Question on a P-series problem

[Edder]

This problem states: for what values of P is the series convergent?

\(\displaystyle \sum_{n=1}^{\infty}\left( \frac{4n^6}{3n^8+8}\right)^{p}\)

How would I go about solving this? I obviously can't used the root test, so any ideas?


Any feedback appreciated, thanks.

 

[daon2]

If p>=0,

\(\displaystyle \left(\frac{4n^6}{3n^8+8n^8}\right)^p \le \left(\frac{4n^6}{3n^8+8}\right)^p \le \left(\frac{4n^6}{3n^8}\right)^p\)

 

[Deleted member 4993]

This problem states: for what values of P is the series convergent?

\(\displaystyle \sum_{n=1}^{\infty}\left( \frac{4n^6}{3n^8+8}\right)^{p}\)

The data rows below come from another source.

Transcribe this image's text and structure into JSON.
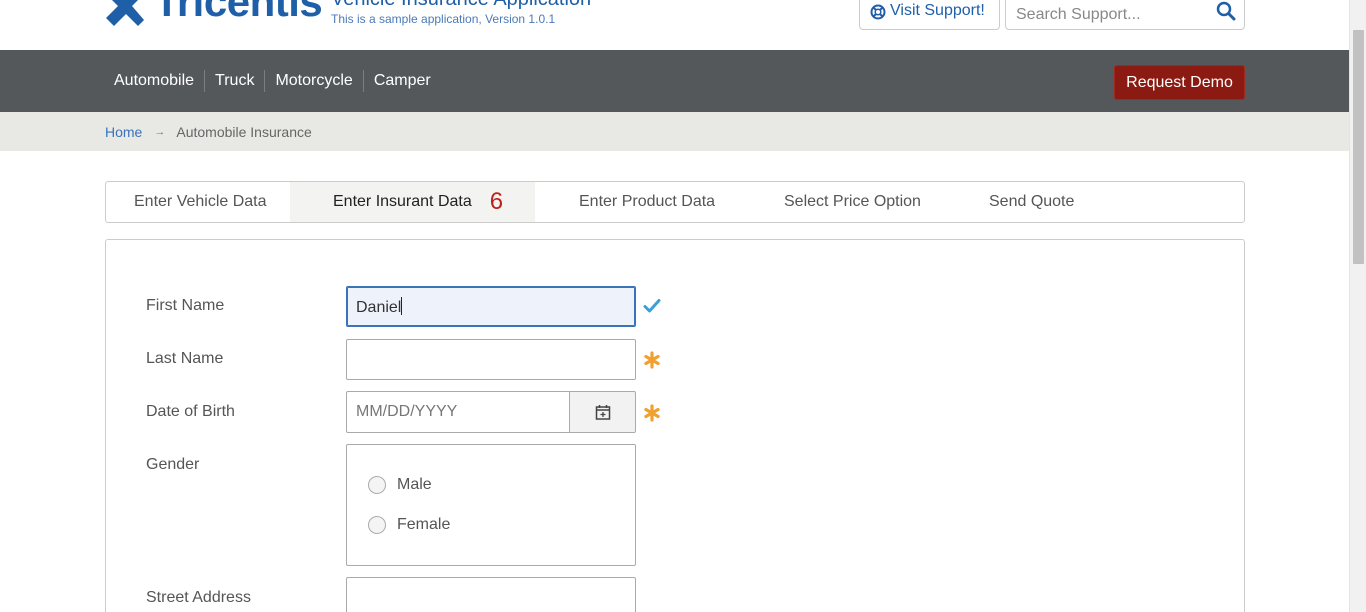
{
  "header": {
    "logo_text": "Tricentis",
    "app_title": "Vehicle Insurance Application",
    "app_subtitle": "This is a sample application, Version 1.0.1",
    "support_label": "Visit Support!",
    "search_placeholder": "Search Support..."
  },
  "nav": {
    "items": [
      "Automobile",
      "Truck",
      "Motorcycle",
      "Camper"
    ],
    "demo_button": "Request Demo"
  },
  "breadcrumb": {
    "home": "Home",
    "separator": "→",
    "current": "Automobile Insurance"
  },
  "tabs": [
    {
      "label": "Enter Vehicle Data"
    },
    {
      "label": "Enter Insurant Data",
      "count": "6"
    },
    {
      "label": "Enter Product Data"
    },
    {
      "label": "Select Price Option"
    },
    {
      "label": "Send Quote"
    }
  ],
  "form": {
    "first_name": {
      "label": "First Name",
      "value": "Daniel"
    },
    "last_name": {
      "label": "Last Name",
      "value": ""
    },
    "date_of_birth": {
      "label": "Date of Birth",
      "placeholder": "MM/DD/YYYY"
    },
    "gender": {
      "label": "Gender",
      "options": [
        "Male",
        "Female"
      ]
    },
    "street_address": {
      "label": "Street Address",
      "value": ""
    }
  },
  "colors": {
    "brand_blue": "#1f5fa8",
    "nav_bg": "#54585b",
    "demo_button": "#8b1a12",
    "required_marker": "#f0a030",
    "valid_check": "#3aa0d8",
    "tab_count": "#c0201a"
  }
}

How would I go about solving this? I obviously can't used the root test, so any ideas?


Any feedback appreciated, thanks.

\(\displaystyle \sum_{n=1}^{\infty}\left( \frac{4n^6}{3n^8+8}\right)^{p} \le \sum_{n=1}^{\infty}\left( \frac{4}{3}\frac{1}{n^2}\right)^{p}\)

Now tell us for which value of 'p' - the reduced series is convergent?

 

[Edder]

\(\displaystyle \sum_{n=1}^{\infty}\left( \frac{4n^6}{3n^8+8}\right)^{p} \le \sum_{n=1}^{\infty}\left( \frac{4}{3}\frac{1}{n^2}\right)^{p}\)

Now tell us for which value of 'p' - the reduced series is convergent?

By the rule of the p-series, if p>1 then the series is convergent. So by looking at reduced series \(\displaystyle \frac{1}{n^2}\), the only value that will make the p=1 is 1/2. So I am assuming the series is convergent for the values of p>1/2. Is this correct?